For clarity of expression, we denote the maximum number of iterations in Algorithm 1 as K, and the population size of the NBESOA as M. Assuming that each statement in the NBESOA consumes one unit of time and that, apart from a single while loop for iteration, there are no loops within the functions “SITANDWAIT”, “AGGRESSIVE”, and “NABAS,” thus, these parts have a constant time complexity, denoted as O(1) . Consequently, the time complexity of the NBESOA is determined by the maximum number of iterations of the while loop, amounting to O(K) .

Regarding space complexity, it is necessary to account for all the data structures utilized within the algorithm. When the dimension of the optimization problem is N, the variables within NBESOA require storage for a matrix of dimensions \(K \times N\) at maximum. Hence, the space complexity of the NBESOA is O(KN) .

Convergence performance of the improved ESOA

Four common test functions are selected to assess the convergence efficacy of NBESOA. These functions are Drop-wave, Schaffer N.2, Levy N.13, and Rastrigin, detailed in Table 3.

Table 3 Description of the test function.

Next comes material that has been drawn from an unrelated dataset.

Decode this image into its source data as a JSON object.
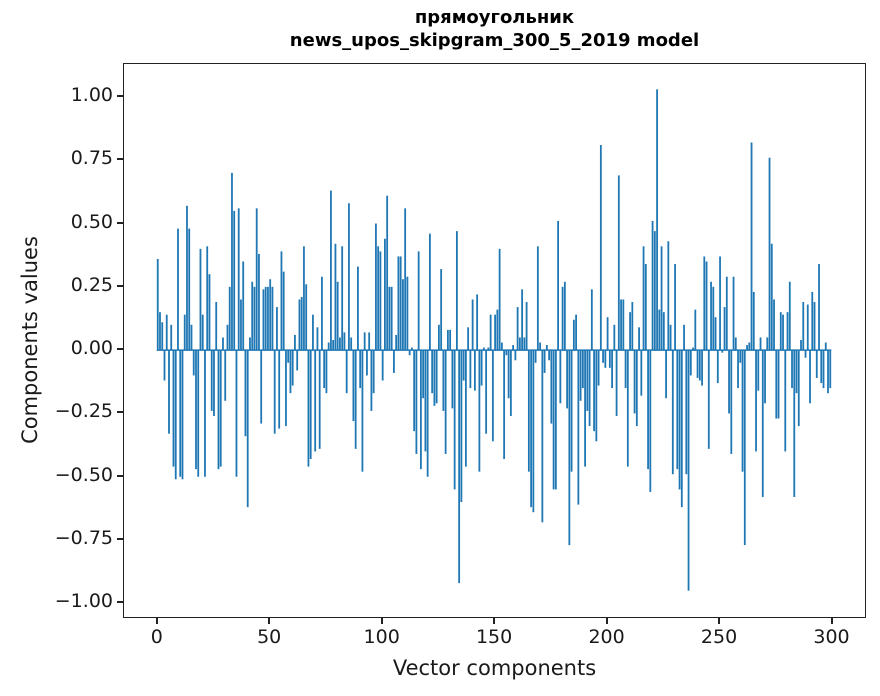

Notably, each function is multimodal, non-convex, continuous, and possesses a singular global minimum within its solution space. To standardize the experimental results, we adjusted the original Drop-wave function by incrementing its cardinality by one, given its global optimum of 0. With their numerous local minima, these functions serve as an apt testbed for evaluating NBESOA’s proficiency in escaping local optima. We conducted 20 trials for each function using NBESOA, and the outcomes are presented in Fig. 3. Figure 3a illustrates the global convergence of NBESOA, demonstrating its rapid convergence to the optimal value within 200 iterations. Additionally, Fig. 3b displays a box plot of the 20 convergence outcomes, highlighting result variability. It is evident that NBESOA consistently converged to the global optimum in three of the functions across all trials, while the variance for the Levy N.13 function was within \(10^{-9}\), indicating minimal fluctuation in the algorithm’s performance.

Figure 3

figure 3

(a) Represents the fastest speed of convergence curve of NBESOA under the four functions. (b) It is a box plot of the results of 20 runs of NBESOA under four functions, showing the bias of the results.